Our destination was Champagne Beach. I was a little worried about this, as the name had a resort-y ring to it. But who, I thought would rattle over an hour and more of excruciating roads to get to a resort? Well, Champagne Beach turned out to be a gem. Your genuine coral sand beach, with a line of local-style chalets set in green lawns and lashings of lavish flora and .. best of all … we were the only people there! So we lunched on good stout sandwiches and papaya and grapefruit and bottled water from Kenneth’s esky, some of us took a dip in the warm sea or a stroll along the strand (me), and it was like having one’s own private little piece of storybook Pacific paradise for an hour and a bit.
Oh, and the champagne bit? It’s the colour of the sand.
Not far from Champagne Beach, Kenneth took us to visit the village and the house where he had grown up. The minibus wove in and out of the non-existent streets, between the houses, past a ‘church’ and a sizeable football field, and I was staggered when he told us that this not overlarge group of houses was home to over a thousand people! People living largely in the traditional fashion, as folk do in the northern parts of Santo. Give or take a minibus in the family.
And then we set off to brave, upwards, the most terrifying of the runnelled roads that we’d earlier negotiated downwards. There were a couple of occasions when I thought e wouldn’t make it, but we did. A fear seriously for the suspension of Kenneth’s proud new bus.
Our last stop for the day was to be the Blue Hole. Well, the Blue Hole seems to figure in most descriptions of the beauties of Santo, but there is no sign to it, and it is approached by a muddy track at the end of which we had to abandon the bus and climb aboard the tray of our accompanying pick-up for a particularly vertiginous last few hundred metres. Not the easiest of ‘tourist attractions’ to approach!

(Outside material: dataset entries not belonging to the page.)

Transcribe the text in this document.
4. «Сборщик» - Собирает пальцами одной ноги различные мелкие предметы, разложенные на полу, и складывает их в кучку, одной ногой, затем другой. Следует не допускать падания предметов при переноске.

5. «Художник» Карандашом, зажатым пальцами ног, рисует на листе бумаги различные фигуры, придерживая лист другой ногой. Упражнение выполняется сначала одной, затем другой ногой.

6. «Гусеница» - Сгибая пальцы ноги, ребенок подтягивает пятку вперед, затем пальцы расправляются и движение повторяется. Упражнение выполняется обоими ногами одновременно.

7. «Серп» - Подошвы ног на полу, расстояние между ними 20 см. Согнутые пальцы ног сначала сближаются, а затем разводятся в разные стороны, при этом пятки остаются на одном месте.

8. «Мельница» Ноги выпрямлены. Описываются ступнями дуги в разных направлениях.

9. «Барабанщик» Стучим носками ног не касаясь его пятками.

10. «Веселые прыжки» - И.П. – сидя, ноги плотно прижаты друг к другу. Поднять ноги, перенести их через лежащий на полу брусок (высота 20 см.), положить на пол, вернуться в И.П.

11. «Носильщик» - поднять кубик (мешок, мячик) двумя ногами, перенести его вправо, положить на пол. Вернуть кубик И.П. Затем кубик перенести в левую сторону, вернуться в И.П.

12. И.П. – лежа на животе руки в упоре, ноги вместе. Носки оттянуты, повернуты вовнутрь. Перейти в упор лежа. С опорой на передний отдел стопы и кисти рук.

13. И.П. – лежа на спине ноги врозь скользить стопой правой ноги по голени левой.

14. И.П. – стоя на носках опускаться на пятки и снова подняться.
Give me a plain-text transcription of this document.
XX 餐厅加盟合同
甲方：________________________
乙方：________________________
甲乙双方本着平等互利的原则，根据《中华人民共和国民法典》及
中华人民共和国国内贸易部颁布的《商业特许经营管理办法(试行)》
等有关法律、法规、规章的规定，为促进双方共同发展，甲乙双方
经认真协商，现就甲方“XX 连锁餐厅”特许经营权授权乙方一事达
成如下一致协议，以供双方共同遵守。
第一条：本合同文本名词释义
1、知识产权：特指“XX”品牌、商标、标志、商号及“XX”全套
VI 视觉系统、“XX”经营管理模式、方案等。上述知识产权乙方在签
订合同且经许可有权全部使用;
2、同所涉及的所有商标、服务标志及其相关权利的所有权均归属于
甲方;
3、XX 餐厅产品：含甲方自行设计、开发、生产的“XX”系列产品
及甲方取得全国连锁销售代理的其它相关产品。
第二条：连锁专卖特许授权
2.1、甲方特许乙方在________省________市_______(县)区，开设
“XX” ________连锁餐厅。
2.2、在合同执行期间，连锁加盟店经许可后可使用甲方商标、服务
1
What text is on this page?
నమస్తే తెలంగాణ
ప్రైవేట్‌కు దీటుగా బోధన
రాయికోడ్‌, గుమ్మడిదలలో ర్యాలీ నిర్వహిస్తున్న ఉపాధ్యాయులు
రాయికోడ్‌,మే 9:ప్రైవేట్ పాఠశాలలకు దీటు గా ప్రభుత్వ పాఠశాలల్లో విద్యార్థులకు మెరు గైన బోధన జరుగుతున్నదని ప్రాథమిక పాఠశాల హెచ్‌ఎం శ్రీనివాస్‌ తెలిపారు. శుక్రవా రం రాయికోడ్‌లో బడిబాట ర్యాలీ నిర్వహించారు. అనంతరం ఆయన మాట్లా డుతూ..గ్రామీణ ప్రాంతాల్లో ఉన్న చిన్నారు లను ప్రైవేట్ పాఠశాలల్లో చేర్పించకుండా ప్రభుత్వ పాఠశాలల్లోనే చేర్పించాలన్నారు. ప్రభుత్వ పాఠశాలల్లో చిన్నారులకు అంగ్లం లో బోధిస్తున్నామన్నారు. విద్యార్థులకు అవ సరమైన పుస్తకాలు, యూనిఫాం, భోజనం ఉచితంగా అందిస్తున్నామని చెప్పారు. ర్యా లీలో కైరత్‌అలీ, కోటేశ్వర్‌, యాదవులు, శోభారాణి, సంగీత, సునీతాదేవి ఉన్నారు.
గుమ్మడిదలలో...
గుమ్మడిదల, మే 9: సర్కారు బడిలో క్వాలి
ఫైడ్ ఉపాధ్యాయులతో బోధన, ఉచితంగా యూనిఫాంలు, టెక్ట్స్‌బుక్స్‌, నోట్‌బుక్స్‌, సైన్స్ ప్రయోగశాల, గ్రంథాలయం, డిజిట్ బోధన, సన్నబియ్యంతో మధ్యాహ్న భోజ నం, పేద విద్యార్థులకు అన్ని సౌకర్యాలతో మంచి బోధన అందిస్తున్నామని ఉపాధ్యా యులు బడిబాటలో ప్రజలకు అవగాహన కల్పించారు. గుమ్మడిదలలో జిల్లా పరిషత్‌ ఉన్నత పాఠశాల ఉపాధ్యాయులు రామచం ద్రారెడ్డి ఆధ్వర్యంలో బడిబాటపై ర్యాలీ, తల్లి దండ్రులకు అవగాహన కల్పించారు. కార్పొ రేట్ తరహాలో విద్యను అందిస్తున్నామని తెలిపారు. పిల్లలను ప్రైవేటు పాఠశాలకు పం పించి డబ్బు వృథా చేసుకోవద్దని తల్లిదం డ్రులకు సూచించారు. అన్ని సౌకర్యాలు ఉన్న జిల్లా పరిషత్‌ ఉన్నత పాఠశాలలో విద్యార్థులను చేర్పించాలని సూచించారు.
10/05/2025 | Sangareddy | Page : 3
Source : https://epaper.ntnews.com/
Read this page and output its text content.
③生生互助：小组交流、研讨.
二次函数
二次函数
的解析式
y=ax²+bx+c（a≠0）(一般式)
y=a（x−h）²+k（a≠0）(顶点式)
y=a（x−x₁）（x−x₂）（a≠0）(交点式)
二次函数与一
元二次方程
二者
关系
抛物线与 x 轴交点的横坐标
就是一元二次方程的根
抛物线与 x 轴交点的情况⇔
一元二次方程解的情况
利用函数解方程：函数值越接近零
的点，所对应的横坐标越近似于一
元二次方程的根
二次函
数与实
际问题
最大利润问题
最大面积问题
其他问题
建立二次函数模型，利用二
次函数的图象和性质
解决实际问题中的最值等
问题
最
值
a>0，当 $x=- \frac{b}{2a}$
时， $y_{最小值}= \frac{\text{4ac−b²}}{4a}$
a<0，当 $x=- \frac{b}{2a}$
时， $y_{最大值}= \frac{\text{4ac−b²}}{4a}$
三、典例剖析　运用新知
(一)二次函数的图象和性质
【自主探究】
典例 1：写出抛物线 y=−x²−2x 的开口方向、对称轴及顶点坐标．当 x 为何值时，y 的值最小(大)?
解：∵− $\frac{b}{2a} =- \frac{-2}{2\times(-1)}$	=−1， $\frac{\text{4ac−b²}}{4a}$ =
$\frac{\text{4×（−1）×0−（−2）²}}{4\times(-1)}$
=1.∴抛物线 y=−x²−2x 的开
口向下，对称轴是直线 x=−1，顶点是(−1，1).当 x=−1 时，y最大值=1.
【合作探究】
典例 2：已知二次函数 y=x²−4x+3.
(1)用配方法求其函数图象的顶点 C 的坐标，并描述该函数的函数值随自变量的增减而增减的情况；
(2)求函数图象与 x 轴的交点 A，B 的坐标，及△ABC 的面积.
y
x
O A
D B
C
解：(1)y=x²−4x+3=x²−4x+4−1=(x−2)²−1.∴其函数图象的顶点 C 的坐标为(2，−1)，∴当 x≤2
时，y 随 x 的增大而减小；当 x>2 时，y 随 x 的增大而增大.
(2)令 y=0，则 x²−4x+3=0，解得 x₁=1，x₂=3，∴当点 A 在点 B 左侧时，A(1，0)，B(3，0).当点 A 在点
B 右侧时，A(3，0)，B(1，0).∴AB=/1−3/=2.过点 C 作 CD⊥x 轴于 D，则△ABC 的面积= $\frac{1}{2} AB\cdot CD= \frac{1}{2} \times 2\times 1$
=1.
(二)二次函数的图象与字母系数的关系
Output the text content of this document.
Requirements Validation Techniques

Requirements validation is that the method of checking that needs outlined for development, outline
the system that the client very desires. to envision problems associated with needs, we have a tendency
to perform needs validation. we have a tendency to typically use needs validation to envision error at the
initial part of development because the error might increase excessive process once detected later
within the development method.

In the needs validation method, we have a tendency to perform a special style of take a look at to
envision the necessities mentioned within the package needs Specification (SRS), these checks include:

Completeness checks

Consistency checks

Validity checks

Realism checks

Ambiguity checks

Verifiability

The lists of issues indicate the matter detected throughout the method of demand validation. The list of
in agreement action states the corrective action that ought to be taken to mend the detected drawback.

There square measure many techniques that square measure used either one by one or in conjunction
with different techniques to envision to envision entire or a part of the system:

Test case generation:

Well, it is a hole, and the water is indeed the bluest of deep blue set in foliage of the most dazzling green and gold. And it is also, theoretically, swimmable. If you can scramble successfully down the slippery stones to its edge. The three most adventurous of our party (average age: seventy-something) took up the challenge. I hastily appointed myself chief photographer to the occasion, before deciding I’d rather climb the vertiginous bit back up on my own two feet than on the slipping-and-sliding tray of the truck. And that was when God decided that there was one kind of rain we hadn’t had today, and pulled out the plug. Drenched again, like some circus clown. Transparent again. What joy I’d had the foresight to pop a couple of bottles of beer in my little red cabin-bag.
By three o’clock we were all safely if wetly back on ship, queuing for the laundry dryer, after a grand day’s outing.
I do like Santo.
And it looks as if I shall be able to go on liking it. The wharf is empty. Seems copra-loading has been called off.